Música

Ana de Hollanda retorna ao cenário musical com o autoral "Vivemos"

Disco, disponível nas plataformas digitais e também formato físico, é o quarto da carreira de Ana de Hollanda

Ana de Hollanda, cantora e compositora - Léo Aversa

Não deve ser lá essas coisas de muito fácil ser irmã de Chico Buarque, nome inconteste da música brasileira. Ana de Hollanda, literalmente, sofre desse “bem” na pele e, como cantora e letrista, é justificável que hesite em mostrar-se em um universo que, por vezes, postula que algumas trajetórias sejam pautadas por referências - como naturalmente Chico é no quesito ‘fazedor de arte’. 

Sambas, toadas, boleros
No entanto, desde o início da década de 1980 com o disco inaugural, e na sequência com “Tão Simples” (1995), “Um Filme” (2001) e “Só na Canção” (2009) e, na última sexta-feira (29) com o novo trabalho “Vivemos” (Biscoito Fino), disponível em formatos físico e digital, ela esboça o desejo de ser do teatro, da dramaturgia, das políticas culturais e, em especial, da música e do cancioneiro autoral, em onze faixas entremeadas por sambas, toada, boleros e belos arranjos.

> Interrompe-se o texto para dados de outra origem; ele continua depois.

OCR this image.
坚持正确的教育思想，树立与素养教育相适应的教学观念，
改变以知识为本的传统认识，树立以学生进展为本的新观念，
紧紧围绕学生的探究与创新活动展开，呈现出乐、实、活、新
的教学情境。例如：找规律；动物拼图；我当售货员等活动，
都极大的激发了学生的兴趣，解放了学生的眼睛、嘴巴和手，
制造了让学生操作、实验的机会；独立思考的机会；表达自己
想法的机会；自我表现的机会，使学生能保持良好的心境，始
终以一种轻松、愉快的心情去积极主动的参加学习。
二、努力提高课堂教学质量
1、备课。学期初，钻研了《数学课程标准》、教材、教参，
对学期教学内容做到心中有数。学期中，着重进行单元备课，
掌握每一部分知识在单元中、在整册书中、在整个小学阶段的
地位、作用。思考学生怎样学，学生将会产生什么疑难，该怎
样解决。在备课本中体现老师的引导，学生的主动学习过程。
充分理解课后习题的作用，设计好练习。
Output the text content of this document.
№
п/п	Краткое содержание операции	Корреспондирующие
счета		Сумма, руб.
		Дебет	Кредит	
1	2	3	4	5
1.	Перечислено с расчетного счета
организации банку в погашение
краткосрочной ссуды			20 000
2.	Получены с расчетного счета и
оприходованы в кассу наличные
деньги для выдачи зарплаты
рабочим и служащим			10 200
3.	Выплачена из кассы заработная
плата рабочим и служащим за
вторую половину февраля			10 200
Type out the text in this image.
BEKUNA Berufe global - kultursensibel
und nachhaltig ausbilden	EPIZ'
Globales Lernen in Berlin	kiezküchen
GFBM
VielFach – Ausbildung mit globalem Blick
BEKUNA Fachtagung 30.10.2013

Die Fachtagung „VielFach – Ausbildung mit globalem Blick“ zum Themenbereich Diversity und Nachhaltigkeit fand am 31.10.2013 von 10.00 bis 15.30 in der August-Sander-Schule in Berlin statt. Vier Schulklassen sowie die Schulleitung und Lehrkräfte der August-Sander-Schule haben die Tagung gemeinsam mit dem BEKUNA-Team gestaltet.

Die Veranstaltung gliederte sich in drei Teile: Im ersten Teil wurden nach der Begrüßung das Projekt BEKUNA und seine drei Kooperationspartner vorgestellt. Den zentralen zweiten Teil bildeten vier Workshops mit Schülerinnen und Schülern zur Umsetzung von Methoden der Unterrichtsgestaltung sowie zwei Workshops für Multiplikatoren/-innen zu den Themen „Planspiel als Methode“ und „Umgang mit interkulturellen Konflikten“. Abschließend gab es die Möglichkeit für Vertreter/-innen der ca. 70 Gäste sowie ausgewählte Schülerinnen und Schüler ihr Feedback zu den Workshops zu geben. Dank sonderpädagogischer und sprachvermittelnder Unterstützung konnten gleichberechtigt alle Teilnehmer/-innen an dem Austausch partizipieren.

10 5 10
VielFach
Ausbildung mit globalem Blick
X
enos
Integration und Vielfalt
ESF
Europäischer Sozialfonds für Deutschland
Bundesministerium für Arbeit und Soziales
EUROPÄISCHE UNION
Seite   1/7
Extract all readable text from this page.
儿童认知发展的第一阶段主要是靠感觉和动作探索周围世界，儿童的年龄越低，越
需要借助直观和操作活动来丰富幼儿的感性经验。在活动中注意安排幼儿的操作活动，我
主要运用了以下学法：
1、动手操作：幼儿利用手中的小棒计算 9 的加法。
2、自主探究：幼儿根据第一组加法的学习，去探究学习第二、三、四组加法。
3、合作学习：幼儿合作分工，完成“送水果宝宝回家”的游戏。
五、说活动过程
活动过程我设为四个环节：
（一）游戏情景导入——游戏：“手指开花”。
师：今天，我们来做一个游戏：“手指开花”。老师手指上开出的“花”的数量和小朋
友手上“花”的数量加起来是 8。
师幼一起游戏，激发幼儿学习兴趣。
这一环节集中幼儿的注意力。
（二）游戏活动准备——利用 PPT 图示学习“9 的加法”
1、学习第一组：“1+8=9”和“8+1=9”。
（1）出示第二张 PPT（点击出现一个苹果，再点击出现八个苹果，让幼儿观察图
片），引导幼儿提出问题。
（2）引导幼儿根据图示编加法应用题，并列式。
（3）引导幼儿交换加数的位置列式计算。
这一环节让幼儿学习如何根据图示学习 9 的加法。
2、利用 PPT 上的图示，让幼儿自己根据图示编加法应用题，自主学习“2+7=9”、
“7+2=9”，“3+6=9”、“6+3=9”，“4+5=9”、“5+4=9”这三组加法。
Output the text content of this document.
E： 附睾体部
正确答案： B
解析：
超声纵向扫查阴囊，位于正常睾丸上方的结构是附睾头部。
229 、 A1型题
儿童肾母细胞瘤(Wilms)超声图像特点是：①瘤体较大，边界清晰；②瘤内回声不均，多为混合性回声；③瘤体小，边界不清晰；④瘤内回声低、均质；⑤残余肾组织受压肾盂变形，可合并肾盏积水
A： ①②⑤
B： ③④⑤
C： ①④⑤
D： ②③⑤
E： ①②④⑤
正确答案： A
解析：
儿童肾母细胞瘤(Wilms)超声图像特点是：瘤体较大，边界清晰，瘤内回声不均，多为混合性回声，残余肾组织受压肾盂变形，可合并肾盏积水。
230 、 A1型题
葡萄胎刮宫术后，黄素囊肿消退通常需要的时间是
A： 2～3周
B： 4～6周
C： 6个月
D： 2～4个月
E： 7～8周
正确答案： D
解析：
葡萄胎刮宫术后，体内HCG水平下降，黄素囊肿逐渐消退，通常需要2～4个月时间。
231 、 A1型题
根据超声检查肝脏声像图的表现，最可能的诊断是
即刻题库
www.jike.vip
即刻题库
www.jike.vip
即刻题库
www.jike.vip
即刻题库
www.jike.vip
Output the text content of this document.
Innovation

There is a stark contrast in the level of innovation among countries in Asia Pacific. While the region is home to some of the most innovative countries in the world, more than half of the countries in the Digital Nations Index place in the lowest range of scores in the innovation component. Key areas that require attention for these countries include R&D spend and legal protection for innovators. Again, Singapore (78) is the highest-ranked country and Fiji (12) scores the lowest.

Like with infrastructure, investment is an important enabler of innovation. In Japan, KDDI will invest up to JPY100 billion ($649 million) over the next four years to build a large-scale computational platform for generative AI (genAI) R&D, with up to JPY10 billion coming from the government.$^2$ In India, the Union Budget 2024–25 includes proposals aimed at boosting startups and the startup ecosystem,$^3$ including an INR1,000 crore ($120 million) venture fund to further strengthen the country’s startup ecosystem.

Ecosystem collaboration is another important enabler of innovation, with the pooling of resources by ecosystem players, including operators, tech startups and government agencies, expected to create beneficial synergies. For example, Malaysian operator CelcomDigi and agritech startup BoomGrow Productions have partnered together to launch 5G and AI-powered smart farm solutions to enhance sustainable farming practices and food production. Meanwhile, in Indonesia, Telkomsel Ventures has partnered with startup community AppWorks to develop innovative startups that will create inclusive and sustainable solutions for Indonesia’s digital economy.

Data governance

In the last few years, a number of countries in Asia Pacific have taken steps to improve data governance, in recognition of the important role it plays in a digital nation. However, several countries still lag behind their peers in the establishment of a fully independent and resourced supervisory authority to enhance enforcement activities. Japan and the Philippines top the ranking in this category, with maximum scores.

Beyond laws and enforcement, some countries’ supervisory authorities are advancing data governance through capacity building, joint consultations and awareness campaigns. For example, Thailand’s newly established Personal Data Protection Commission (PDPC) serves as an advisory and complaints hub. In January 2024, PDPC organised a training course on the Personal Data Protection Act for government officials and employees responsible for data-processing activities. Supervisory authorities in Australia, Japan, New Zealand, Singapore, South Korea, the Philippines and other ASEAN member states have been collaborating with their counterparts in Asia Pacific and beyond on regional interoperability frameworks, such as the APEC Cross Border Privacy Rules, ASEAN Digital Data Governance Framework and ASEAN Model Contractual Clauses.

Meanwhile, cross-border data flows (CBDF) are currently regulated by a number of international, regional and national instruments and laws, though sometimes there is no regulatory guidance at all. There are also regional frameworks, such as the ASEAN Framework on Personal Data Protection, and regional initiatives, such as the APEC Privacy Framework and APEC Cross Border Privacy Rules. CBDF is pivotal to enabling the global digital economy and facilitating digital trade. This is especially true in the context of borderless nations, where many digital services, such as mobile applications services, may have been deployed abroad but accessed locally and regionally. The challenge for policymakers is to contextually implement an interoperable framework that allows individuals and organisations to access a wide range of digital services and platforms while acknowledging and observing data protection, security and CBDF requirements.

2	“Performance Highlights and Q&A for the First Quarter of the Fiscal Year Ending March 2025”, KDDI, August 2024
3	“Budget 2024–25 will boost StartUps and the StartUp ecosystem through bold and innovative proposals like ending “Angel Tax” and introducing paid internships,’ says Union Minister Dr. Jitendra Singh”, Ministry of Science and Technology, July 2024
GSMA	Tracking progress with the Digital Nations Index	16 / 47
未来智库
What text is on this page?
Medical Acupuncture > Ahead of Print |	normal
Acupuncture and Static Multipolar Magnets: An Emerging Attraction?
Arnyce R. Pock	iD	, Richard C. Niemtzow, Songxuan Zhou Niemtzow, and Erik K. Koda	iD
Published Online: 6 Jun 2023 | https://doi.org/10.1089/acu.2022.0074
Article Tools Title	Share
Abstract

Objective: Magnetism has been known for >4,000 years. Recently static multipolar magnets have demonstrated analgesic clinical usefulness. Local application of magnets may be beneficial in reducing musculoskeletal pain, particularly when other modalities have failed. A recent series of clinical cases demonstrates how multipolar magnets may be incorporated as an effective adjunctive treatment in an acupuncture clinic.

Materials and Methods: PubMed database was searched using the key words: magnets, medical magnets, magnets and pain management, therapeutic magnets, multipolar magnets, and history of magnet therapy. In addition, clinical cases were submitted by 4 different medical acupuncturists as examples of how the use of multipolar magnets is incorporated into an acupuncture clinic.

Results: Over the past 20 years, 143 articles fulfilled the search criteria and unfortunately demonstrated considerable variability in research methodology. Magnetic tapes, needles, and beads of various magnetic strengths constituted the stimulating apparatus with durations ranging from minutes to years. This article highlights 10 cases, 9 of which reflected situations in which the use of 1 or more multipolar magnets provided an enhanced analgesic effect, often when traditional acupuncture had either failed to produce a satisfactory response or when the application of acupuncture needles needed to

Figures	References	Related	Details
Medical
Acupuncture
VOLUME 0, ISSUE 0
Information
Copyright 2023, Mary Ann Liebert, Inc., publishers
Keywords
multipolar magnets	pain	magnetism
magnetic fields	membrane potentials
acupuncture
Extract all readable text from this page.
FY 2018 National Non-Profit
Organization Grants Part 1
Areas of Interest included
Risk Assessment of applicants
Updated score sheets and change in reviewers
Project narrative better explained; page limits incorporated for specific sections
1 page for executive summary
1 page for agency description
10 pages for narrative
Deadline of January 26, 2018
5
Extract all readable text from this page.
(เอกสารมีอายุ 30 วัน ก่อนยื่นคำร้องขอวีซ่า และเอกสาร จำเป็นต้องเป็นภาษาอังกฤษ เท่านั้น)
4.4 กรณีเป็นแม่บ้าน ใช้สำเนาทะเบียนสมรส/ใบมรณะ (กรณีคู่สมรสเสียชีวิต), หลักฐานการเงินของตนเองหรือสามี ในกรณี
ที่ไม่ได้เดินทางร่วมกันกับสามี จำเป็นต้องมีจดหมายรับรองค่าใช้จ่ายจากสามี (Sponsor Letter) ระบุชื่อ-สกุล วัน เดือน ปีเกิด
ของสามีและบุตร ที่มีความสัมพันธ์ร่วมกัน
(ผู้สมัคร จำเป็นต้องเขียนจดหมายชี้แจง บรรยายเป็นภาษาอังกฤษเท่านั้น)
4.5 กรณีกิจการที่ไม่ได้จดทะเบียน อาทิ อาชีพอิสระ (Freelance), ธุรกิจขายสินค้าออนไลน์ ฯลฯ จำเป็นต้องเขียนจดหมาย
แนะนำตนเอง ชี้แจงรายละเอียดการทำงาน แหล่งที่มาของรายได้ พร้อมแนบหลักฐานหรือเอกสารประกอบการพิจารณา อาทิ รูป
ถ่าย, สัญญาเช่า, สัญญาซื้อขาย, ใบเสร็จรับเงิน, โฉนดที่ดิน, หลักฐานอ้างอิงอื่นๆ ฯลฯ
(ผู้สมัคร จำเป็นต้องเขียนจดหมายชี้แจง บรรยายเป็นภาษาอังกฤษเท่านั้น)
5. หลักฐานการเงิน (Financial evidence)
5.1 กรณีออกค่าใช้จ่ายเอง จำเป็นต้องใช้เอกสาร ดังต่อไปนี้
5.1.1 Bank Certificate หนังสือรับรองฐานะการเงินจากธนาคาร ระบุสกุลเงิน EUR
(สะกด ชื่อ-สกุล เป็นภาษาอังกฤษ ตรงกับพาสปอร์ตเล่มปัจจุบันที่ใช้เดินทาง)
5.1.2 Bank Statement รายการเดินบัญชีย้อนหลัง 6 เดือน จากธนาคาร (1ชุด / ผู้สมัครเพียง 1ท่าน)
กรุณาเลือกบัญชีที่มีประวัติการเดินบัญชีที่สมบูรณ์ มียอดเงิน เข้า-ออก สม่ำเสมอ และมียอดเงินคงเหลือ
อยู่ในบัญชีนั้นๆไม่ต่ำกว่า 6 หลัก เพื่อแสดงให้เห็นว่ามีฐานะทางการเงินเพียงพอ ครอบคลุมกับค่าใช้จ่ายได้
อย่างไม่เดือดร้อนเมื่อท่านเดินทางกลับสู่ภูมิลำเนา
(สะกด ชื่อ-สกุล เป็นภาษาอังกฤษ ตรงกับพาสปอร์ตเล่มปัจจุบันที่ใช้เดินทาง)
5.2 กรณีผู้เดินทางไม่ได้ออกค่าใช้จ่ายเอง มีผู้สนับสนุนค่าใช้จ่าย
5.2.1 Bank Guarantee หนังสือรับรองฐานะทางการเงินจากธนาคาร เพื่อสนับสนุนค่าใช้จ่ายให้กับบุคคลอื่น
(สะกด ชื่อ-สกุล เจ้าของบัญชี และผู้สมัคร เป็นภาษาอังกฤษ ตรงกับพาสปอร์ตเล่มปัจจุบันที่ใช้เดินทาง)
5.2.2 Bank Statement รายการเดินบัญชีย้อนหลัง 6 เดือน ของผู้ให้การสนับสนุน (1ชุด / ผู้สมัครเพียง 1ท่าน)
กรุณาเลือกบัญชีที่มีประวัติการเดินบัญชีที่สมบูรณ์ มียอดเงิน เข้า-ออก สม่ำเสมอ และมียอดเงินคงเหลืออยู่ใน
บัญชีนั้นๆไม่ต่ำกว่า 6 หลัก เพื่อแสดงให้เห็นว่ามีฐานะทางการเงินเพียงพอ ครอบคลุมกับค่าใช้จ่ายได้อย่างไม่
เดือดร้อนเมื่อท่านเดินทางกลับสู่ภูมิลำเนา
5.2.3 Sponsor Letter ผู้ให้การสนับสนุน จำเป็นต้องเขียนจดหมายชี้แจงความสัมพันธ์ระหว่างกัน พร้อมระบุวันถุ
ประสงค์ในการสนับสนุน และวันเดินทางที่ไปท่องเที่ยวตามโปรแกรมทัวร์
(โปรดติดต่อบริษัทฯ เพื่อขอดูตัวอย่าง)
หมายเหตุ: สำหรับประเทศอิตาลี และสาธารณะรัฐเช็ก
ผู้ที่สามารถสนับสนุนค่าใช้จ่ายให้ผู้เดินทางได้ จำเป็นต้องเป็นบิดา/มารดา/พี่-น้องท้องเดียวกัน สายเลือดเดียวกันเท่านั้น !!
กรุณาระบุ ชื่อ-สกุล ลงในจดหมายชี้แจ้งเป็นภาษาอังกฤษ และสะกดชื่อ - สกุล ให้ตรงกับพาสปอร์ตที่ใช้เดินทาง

Álbum costurado com parceria
Em meio a uma diversidade de parceiros, “Verão que Ficou” abre o álbum, com melodia do saxofonista e arranjador mineiro Nivaldo Ornellas.

Em seguida “Outono” chega com toada do compositor paulistano Lula Barbosa e ares tipicamente caipiras em letra que resvala em frases do tipo “Meu amor eu tenho que partir/Não sou eu que invento o meu gostar”. Em tom de lamento, “O Que Eu Deixei Cair” tem letra de Ana e de Nilson Chaves e vem próxima à faixa “Jamais Decifrei”, uma das que ela assina com Cristóvão e que traz, o tanto quanto, em ritmo de bolero, narrativa carregada de incógnita explícita, por exemplo em “Foi você/Foi talvez você/Foi talvez você que se desfez na multidão/Foi Luiz/Foi José Luiz/Ou uma mulher a me escapar com aflição”.



Já “Fantasia”, samba escrito junto com Marcelo Menezes, vem entre as duas canções e desperta levezas de uma Ana Hollanda avó, que responde com música ao neto de sete anos após ter sido desafiada por ele em uma brincadeira de futebol. “Fantasias que eram minhas/Você vem desafiar/Me acusando de medinho/Por num drible me humilhar/Já fui craque, fiz firulas/Zonzeei quem me enfrentou/Fui um Messi no meu bairro/Não duvide qu’inda sou”.

Dona Ivone Lara
Em “Primeira Dama”, Leandro Braga cede melodia para letra de Ana de Hollanda a Dona Ivone Lara, a quem Leandro acompanhou por algum tempo. “Eu contigo toquei a leveza do acorde/E de ti copiei pura inspiração/Sendo filho de leite, suguei tua fonte/Tateando as cordas, guiaste a minha mão” explicita a devoção pela compositora carioca.
 

Crédito: Léo Aversa

“Botucuxi”, parceria com Simone Guimaraes, entoa sobre o Tucuxi, boto da Amazônia e em parceria com Lucina, “Era tão Claro” e “Vivemos” - esta última, faixa que encerra o disco e dá nome ao álbum - há uma mescla respectiva de noites insones que às quatro da manhã culminam em uma “Noite amassada em lençóis” e de vivências plurais refletidas nas canções que perfazem o disco. 

“Berço Vazio”, também com Braga, entrega sutilezas, ao mesmo tempo que traz em letra a intensidade da dor da perda de um filho e “Sem Fim” projeta a artista em ares confessionais e assinala no disco - que traz Cristóvão Bastos na produção, arranjos e piano, além de João Lyra (violas e guitarra) e Zé Leal (percussão) - sua destreza em fazer repousar melodias em letras escritas sob esmero.